第2話・ヤンキーメイド、失業す

 「キミ、クビね」

 「なんでだっ?!」


 こんな狭い店にもいっちょまえに店長室というものがあった。マンションの一室のよーな店舗スペースをパーティションで区切り、コンクリ打ちっ放しの壁面との隙間を更に圧縮したよーな、ごくごく狭いというよりもむしろ細いと表現した方が適切な一画で、麻季は店長なる存在と相対していた。


 当節は斜陽もいいとこの「真っ当な」メイド喫茶なぞを仕切って生きながらえさせているだけあって、店長の三十男は経営者としては割と優秀な方なのだろう。売り上げトップの女の子と入籍しながら、他のスタッフに一切それを察せさせず「いつも通り」なところもまた、見事な部下掌握術だった。


 ま、それはともかくとして。


 「理由を聞かせろ、理由をっ!」

 「いや、理由なんてキミが一番よく知ってるでしょ。ほら、これだよコレ」

 「これ?…んげっ?!」


 と、店長が見せたタブレットの画面を見て、麻季は飛び込んだ池が水不足で干上がってたときのカエルみたいな声を上げる。

 そこに表示されていたのは、某SNSに掲載されていた写真。

 見たところ、メイド服姿の女性がヤンキー座りしてタバコをふかしている図である。顔にこそモザイクはかかっていたが、制服から店は既に特定されており、ついでにモザイク越しの髪の色で、そこに写っているメイド店員が麻季であることも、関係者にはバレバレだったりする。


 「…残念ながらねー、もう店の特定もされてしまってプチ祭りになってんのよ。いやま、中には『こんなもんでしょ』って軽く流してくれるひともいるけどさあ、制服着て外から見える場所でタバコはまぁずいよねえ。ボクら一応、夢(笑)を売る商売だからさあ。千葉の黒いネズミが同じことしてたらクビどころか損害賠償請求されるレベルだと思うよぉ?」


 この店を浦安の某所と一緒にするな図々しい、と麻季は苦々しく思いはしたが抗弁出来る立場でもなく、ぐぬぬとタブレットが割れそうな勢いで歯噛みするしかない。

 それを、返す言葉もないと反省してると誤解したのか、店長は余計な一言を付け加える。


 「あ、気付いたら真っ先に店のホムペからキミのプロフ削除したから個人情報の心配はないと思うけど。優秀な店長に感謝して欲しいねぇ~」


 そいつぁどうも。その手の早さが女にも向かってなけりゃ、ちっとは感謝する気にもなってたよっ!
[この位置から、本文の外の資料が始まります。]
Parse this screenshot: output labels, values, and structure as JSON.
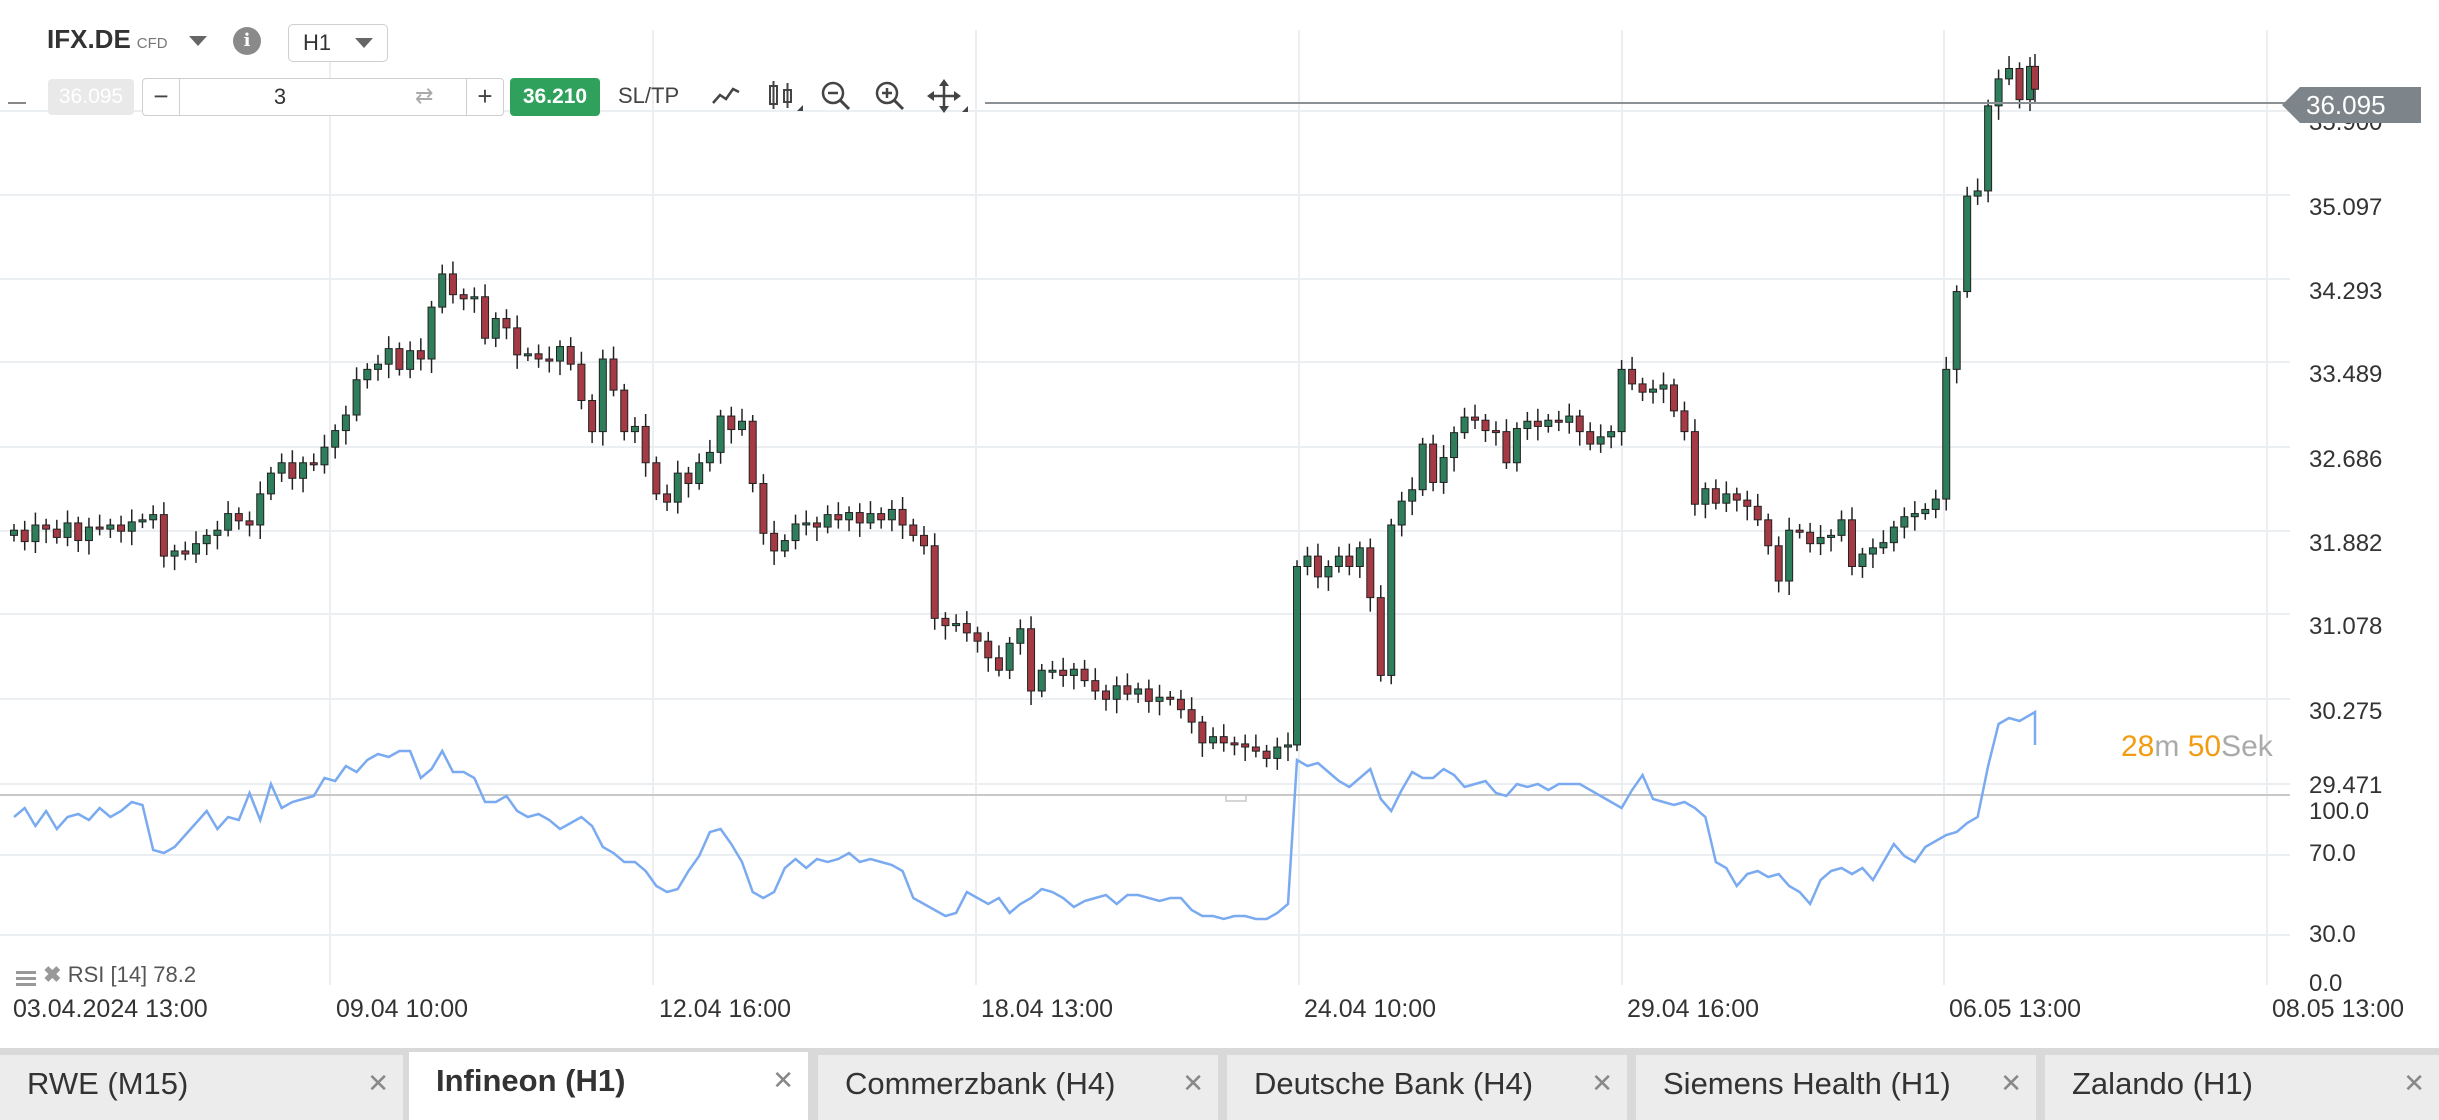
{
  "toolbar": {
    "symbol": "IFX.DE",
    "cfd": "CFD",
    "timeframe": "H1",
    "sell_price": "36.095",
    "quantity": "3",
    "minus": "−",
    "plus": "+",
    "buy_price": "36.210",
    "sltp": "SL/TP",
    "icons": [
      "line-chart-icon",
      "candlestick-icon",
      "zoom-out-icon",
      "zoom-in-icon",
      "move-icon"
    ]
  },
  "price_axis": [
    "35.900",
    "35.097",
    "34.293",
    "33.489",
    "32.686",
    "31.882",
    "31.078",
    "30.275",
    "29.471"
  ],
  "current_price": "36.095",
  "countdown": {
    "m_value": "28",
    "m_unit": "m",
    "s_value": "50",
    "s_unit": "Sek"
  },
  "rsi_axis": [
    "100.0",
    "70.0",
    "30.0",
    "0.0"
  ],
  "rsi_label": "RSI [14] 78.2",
  "x_axis": [
    "03.04.2024 13:00",
    "09.04 10:00",
    "12.04 16:00",
    "18.04 13:00",
    "24.04 10:00",
    "29.04 16:00",
    "06.05 13:00",
    "08.05 13:00"
  ],
  "tabs": [
    {
      "label": "RWE (M15)",
      "active": false
    },
    {
      "label": "Infineon (H1)",
      "active": true
    },
    {
      "label": "Commerzbank (H4)",
      "active": false
    },
    {
      "label": "Deutsche Bank (H4)",
      "active": false
    },
    {
      "label": "Siemens Health (H1)",
      "active": false
    },
    {
      "label": "Zalando (H1)",
      "active": false
    }
  ],
  "colors": {
    "up": "#2e7d5b",
    "down": "#a53a44",
    "rsi": "#7aaaf0",
    "buy": "#2fa15d"
  },
  "chart_data": {
    "type": "candlestick",
    "y_range": [
      29.3,
      36.4
    ],
    "rsi_range": [
      0,
      100
    ],
    "closes": [
      31.85,
      31.74,
      31.9,
      31.86,
      31.78,
      31.92,
      31.75,
      31.88,
      31.86,
      31.9,
      31.84,
      31.93,
      31.95,
      32.0,
      31.6,
      31.65,
      31.62,
      31.72,
      31.8,
      31.85,
      32.01,
      31.94,
      31.9,
      32.2,
      32.4,
      32.5,
      32.35,
      32.5,
      32.48,
      32.65,
      32.81,
      32.96,
      33.3,
      33.4,
      33.45,
      33.6,
      33.4,
      33.58,
      33.5,
      34.0,
      34.32,
      34.12,
      34.08,
      34.1,
      33.7,
      33.89,
      33.8,
      33.54,
      33.55,
      33.5,
      33.48,
      33.62,
      33.45,
      33.1,
      32.8,
      33.5,
      33.2,
      32.8,
      32.85,
      32.5,
      32.2,
      32.12,
      32.4,
      32.3,
      32.5,
      32.6,
      32.95,
      32.82,
      32.9,
      32.3,
      31.82,
      31.65,
      31.75,
      31.91,
      31.92,
      31.88,
      32.0,
      31.95,
      32.02,
      31.92,
      32.01,
      31.95,
      32.05,
      31.9,
      31.8,
      31.7,
      31.0,
      30.93,
      30.95,
      30.86,
      30.78,
      30.62,
      30.5,
      30.76,
      30.9,
      30.3,
      30.5,
      30.5,
      30.45,
      30.51,
      30.4,
      30.3,
      30.22,
      30.35,
      30.27,
      30.32,
      30.2,
      30.24,
      30.22,
      30.12,
      30.0,
      29.8,
      29.86,
      29.8,
      29.79,
      29.76,
      29.72,
      29.65,
      29.76,
      29.78,
      31.5,
      31.6,
      31.4,
      31.5,
      31.6,
      31.5,
      31.68,
      31.2,
      30.45,
      31.9,
      32.13,
      32.24,
      32.68,
      32.31,
      32.55,
      32.79,
      32.94,
      32.91,
      32.81,
      32.8,
      32.5,
      32.83,
      32.9,
      32.85,
      32.91,
      32.89,
      32.95,
      32.8,
      32.68,
      32.75,
      32.8,
      33.4,
      33.26,
      33.18,
      33.21,
      33.25,
      33.0,
      32.8,
      32.1,
      32.25,
      32.11,
      32.2,
      32.14,
      32.08,
      31.95,
      31.7,
      31.36,
      31.85,
      31.83,
      31.72,
      31.78,
      31.8,
      31.95,
      31.5,
      31.62,
      31.68,
      31.73,
      31.88,
      31.98,
      32.01,
      32.05,
      32.15,
      33.4,
      34.15,
      35.07,
      35.12,
      35.94,
      36.2,
      36.3,
      36.0,
      36.32,
      36.1
    ],
    "rsi": [
      55,
      58,
      52,
      57,
      51,
      55,
      56,
      54,
      58,
      55,
      57,
      60,
      59,
      44,
      43,
      45,
      49,
      53,
      57,
      51,
      55,
      54,
      63,
      54,
      66,
      58,
      60,
      61,
      62,
      68,
      67,
      72,
      70,
      74,
      76,
      75,
      77,
      77,
      68,
      71,
      77,
      70,
      70,
      68,
      60,
      60,
      62,
      57,
      55,
      56,
      54,
      51,
      53,
      55,
      52,
      45,
      43,
      40,
      40,
      37,
      32,
      30,
      31,
      37,
      42,
      50,
      51,
      46,
      40,
      30,
      28,
      30,
      38,
      41,
      38,
      41,
      40,
      41,
      43,
      40,
      41,
      40,
      39,
      37,
      28,
      26,
      24,
      22,
      23,
      30,
      28,
      26,
      28,
      23,
      26,
      28,
      31,
      30,
      28,
      25,
      27,
      28,
      29,
      26,
      29,
      29,
      28,
      27,
      28,
      28,
      24,
      22,
      22,
      21,
      22,
      22,
      21,
      21,
      23,
      26,
      74,
      72,
      73,
      70,
      67,
      65,
      68,
      71,
      61,
      57,
      64,
      70,
      68,
      68,
      71,
      69,
      65,
      66,
      67,
      63,
      62,
      66,
      65,
      66,
      64,
      66,
      66,
      66,
      64,
      62,
      60,
      58,
      64,
      69,
      61,
      60,
      59,
      60,
      58,
      55,
      40,
      38,
      32,
      36,
      37,
      35,
      36,
      32,
      30,
      26,
      34,
      37,
      38,
      36,
      38,
      34,
      40,
      46,
      42,
      40,
      45,
      47,
      49,
      50,
      53,
      55,
      72,
      86,
      88,
      87,
      89,
      90,
      87,
      84,
      82,
      79
    ]
  }
}
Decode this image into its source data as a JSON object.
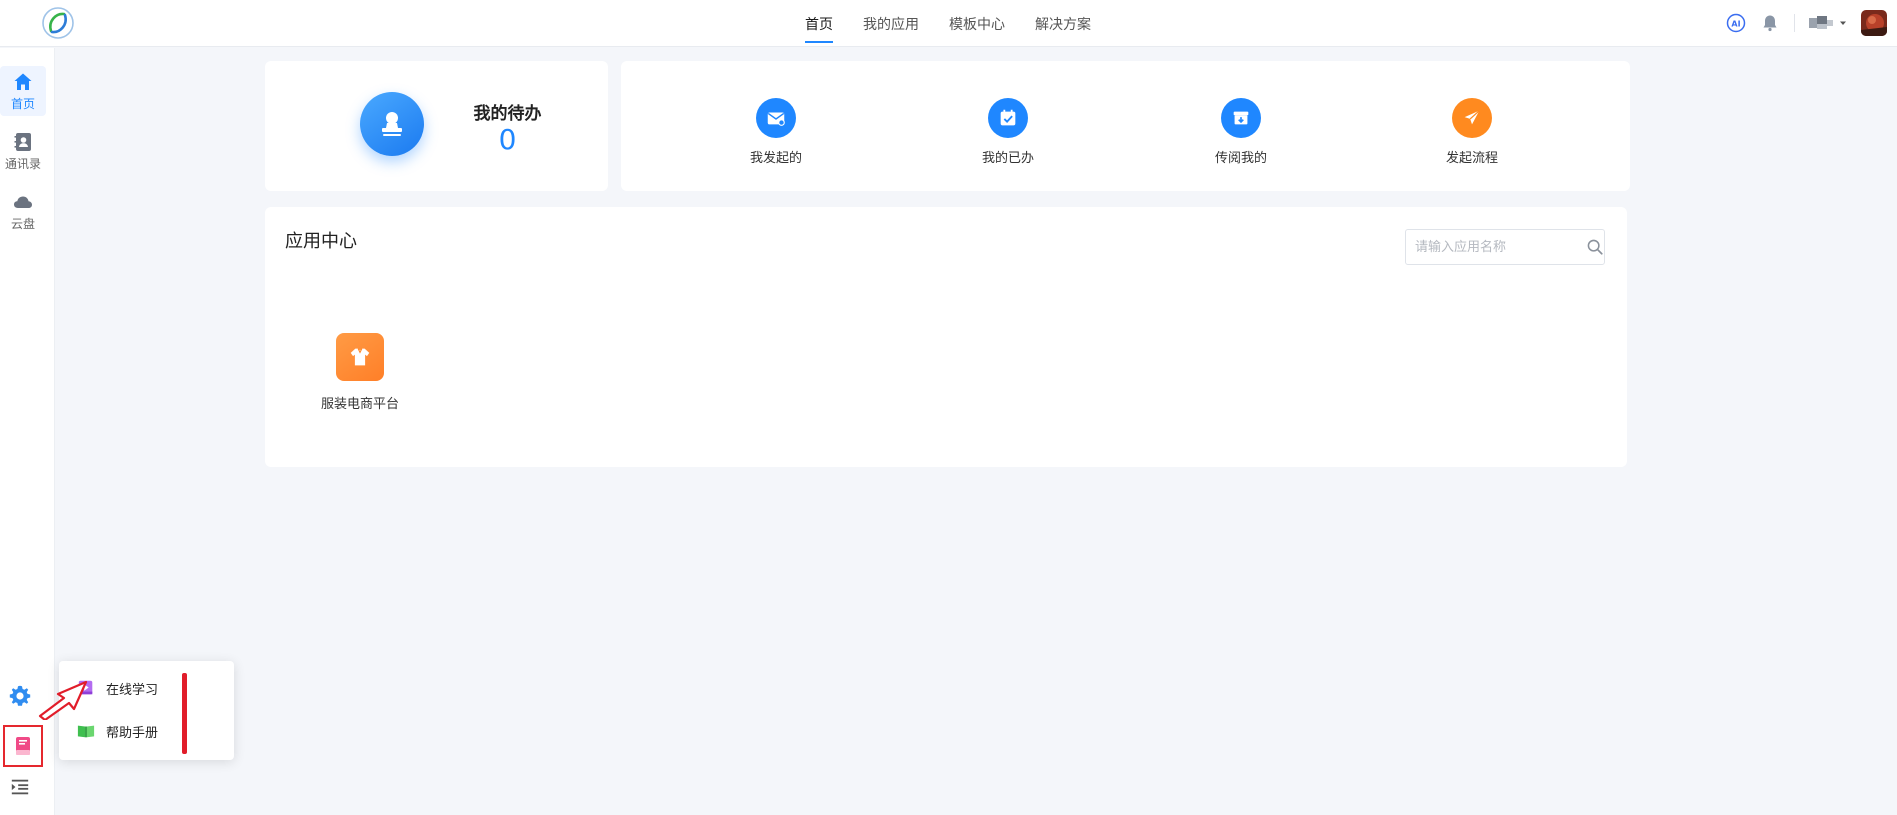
{
  "topbar": {
    "tabs": [
      {
        "label": "首页",
        "active": true
      },
      {
        "label": "我的应用",
        "active": false
      },
      {
        "label": "模板中心",
        "active": false
      },
      {
        "label": "解决方案",
        "active": false
      }
    ],
    "ai_badge": "AI"
  },
  "sidebar": {
    "items": [
      {
        "label": "首页",
        "icon": "home-icon",
        "active": true
      },
      {
        "label": "通讯录",
        "icon": "contacts-icon",
        "active": false
      },
      {
        "label": "云盘",
        "icon": "cloud-icon",
        "active": false
      }
    ]
  },
  "todo": {
    "title": "我的待办",
    "count": "0"
  },
  "quick_actions": [
    {
      "label": "我发起的",
      "icon": "mail-icon",
      "color": "#1f87ff"
    },
    {
      "label": "我的已办",
      "icon": "calendar-check-icon",
      "color": "#1f87ff"
    },
    {
      "label": "传阅我的",
      "icon": "inbox-icon",
      "color": "#1f87ff"
    },
    {
      "label": "发起流程",
      "icon": "paper-plane-icon",
      "color": "#ff8a1f"
    }
  ],
  "app_center": {
    "title": "应用中心",
    "search_placeholder": "请输入应用名称",
    "apps": [
      {
        "label": "服装电商平台",
        "icon": "shirt-icon",
        "color": "#ff8a2a"
      }
    ]
  },
  "help_menu": {
    "items": [
      {
        "label": "在线学习",
        "icon": "video-icon"
      },
      {
        "label": "帮助手册",
        "icon": "book-open-icon"
      }
    ]
  },
  "colors": {
    "accent": "#1f87ff",
    "highlight_red": "#e11d2a"
  }
}
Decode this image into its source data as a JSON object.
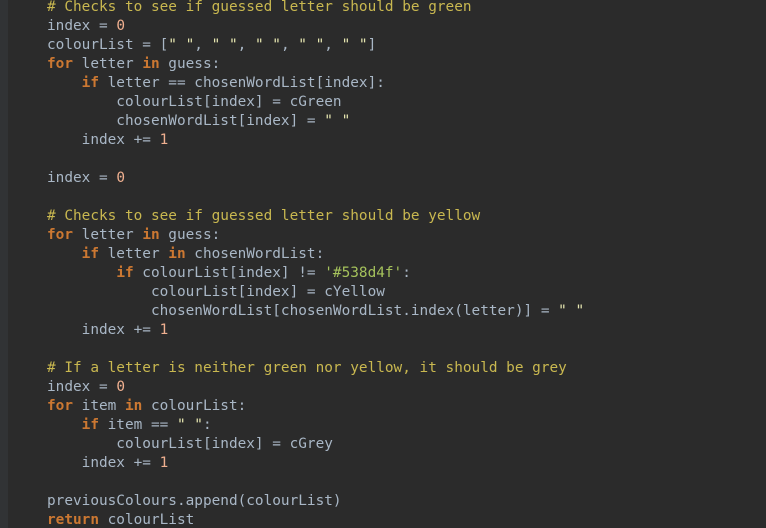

 …とも言えず、この店に勤めるたった一つの理由を動機に、麻季は抵抗を試みる。


 「……け、けどよ、それだけでクビってのはやり過ぎなんじゃ…」

 「だぁまらっしゃい。そりゃね、ウチは千葉とか大阪のおっきいとことは違うけどね、こうも名前が知られてしまった以上、制服を変えるなり店を引っ越すなりはしないといけないの。その賠償を請求されないだけまだマシだと思いなさい。あと最後の給料だけは振り込んでおいてあげるから。明日から来なくていいよ」


 最後のとこだけ意識的に冷たく言い放ったようだったが、それ以外は温情に見せて喜色に満ちた物言いだったりする。

 冷静に考えれば、たかがSNSで瞬間的に盛り上がっただけの話である。やり手の経営者であればこれを逆手にとって店の名前を売り込むことも可能であろうし、そもそもいつまでも店の経営に影響するほどの問題でもないのだ。


 それを殊更に麻季に責任があるかのように仕向けたのは、ひとえにシフトをリードする存在でありながら、店長に従順でない麻季を煙たく思ってのことだろう。セクハラまがいに口説かれた時、満面の笑みで「労基に訴えますね」と脅されたことを恨みに思っているのかもしれない。

 そう、正式に雇用契約を結んだ関係である以上、一方的にクビにも出来ないのでこれを幸いに、鬱陶しい店員をひとり追い出したかったのだろう。


 …と、麻季は当たりをつけて、しぶしぶ引き下がった。

 制服が可愛いことだけが取り柄の職場だったが、自分の能力ならすぐに他の勤め先も見つかるだろう、と甘く考えていたことを後悔するのは、割とすぐ後のことである。


 タバコを吸う麻季の姿を盗撮してSNSに投稿したのが店長自身であるということに想像が至らない辺りは、まだまだ若いと言わざるを得ない。


 こうして、旦椋麻季は失業した。